Hospital administrators and insurance executives rationalize away their responsibilities to patients and families. After a Boston Globe editorial criticized Harvard Community Health Plan’s newly mandated labor and delivery policy–which forces women to leave the hospital twenty-four hours after a normal vaginal delivery–several of its medical directors responded in a letter to the editor: “The Globe may believe there is no substitute for an extra day free of worries about preparing meals, housekeeping or childcare, but that is not what medical coverage is supposed to provide, especially in this era of grave concern about the rising costs of health care.”

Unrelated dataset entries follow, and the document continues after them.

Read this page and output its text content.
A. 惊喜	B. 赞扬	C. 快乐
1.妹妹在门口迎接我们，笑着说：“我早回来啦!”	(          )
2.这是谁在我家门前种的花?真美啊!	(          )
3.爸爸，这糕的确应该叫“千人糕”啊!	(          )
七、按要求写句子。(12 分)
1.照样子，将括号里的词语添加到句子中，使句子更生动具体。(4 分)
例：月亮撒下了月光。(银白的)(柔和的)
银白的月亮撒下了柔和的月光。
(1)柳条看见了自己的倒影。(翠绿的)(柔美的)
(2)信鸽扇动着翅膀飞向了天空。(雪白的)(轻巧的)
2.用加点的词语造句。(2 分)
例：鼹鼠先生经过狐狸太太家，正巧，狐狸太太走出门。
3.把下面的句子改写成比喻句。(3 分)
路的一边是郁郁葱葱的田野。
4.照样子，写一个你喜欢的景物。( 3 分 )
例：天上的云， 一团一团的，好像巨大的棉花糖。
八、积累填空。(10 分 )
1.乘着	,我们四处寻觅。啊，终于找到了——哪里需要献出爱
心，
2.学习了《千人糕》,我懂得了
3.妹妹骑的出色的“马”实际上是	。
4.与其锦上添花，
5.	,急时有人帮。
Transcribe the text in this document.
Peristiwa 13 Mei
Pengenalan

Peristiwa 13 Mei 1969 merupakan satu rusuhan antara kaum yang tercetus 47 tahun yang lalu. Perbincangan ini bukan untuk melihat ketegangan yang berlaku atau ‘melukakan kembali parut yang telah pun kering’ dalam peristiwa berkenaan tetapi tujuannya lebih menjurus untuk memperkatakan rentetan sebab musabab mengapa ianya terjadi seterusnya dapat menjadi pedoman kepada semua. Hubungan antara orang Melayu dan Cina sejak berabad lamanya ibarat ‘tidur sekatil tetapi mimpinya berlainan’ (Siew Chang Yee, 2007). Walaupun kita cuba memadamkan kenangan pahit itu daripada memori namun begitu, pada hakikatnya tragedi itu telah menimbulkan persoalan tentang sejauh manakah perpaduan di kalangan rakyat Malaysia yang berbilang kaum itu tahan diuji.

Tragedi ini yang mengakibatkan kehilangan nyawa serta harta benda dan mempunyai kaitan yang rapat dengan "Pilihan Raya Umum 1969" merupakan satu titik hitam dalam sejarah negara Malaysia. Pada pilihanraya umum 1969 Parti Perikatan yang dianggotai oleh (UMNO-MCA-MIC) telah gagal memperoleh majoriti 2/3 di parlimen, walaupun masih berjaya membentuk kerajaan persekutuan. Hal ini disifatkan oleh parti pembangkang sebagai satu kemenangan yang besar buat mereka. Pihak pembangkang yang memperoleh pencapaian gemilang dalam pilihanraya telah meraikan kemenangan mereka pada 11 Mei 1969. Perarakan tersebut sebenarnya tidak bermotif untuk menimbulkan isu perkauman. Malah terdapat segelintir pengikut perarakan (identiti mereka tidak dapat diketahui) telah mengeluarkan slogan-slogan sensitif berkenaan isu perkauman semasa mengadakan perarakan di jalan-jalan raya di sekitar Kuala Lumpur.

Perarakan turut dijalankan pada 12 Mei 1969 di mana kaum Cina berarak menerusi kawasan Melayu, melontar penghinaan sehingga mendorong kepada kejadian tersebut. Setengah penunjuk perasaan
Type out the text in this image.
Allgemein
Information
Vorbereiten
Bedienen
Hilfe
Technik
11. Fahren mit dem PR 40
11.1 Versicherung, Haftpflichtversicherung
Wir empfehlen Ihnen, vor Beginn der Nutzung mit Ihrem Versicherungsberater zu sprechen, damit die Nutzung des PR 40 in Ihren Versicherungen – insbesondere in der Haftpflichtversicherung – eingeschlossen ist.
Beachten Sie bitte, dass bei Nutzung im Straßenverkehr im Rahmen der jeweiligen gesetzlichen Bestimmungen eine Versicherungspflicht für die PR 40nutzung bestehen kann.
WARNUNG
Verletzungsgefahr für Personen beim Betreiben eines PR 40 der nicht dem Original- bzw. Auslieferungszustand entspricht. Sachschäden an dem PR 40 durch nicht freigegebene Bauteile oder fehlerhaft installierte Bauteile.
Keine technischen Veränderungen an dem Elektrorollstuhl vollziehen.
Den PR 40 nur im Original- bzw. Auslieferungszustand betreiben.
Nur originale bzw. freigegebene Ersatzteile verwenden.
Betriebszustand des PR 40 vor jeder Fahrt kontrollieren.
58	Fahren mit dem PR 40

The directors of one of the most prominent H.M.O.s in the nation are explicitly segregating treatment from the process of recovery and coping. “It is as though they are saying that their only job is to extract the baby from the womb, and then their responsibility to the patient is over,” commented Joan Lynaugh, associate dean and director of graduate studies at the University of Pennsylvania School of Nursing. “Our health care system has never done very well with the concept of convalescence,” Lynaugh continued, “but when people who run a community health care plan explicitly argue that we shouldn’t plan for the fact that people who are ill are tired and weak and can’t get out of bed and need help with activities of daily living–when they say that it is not our job to care for the sick–then we have to ask, What is their job, what are they taking our money to do?”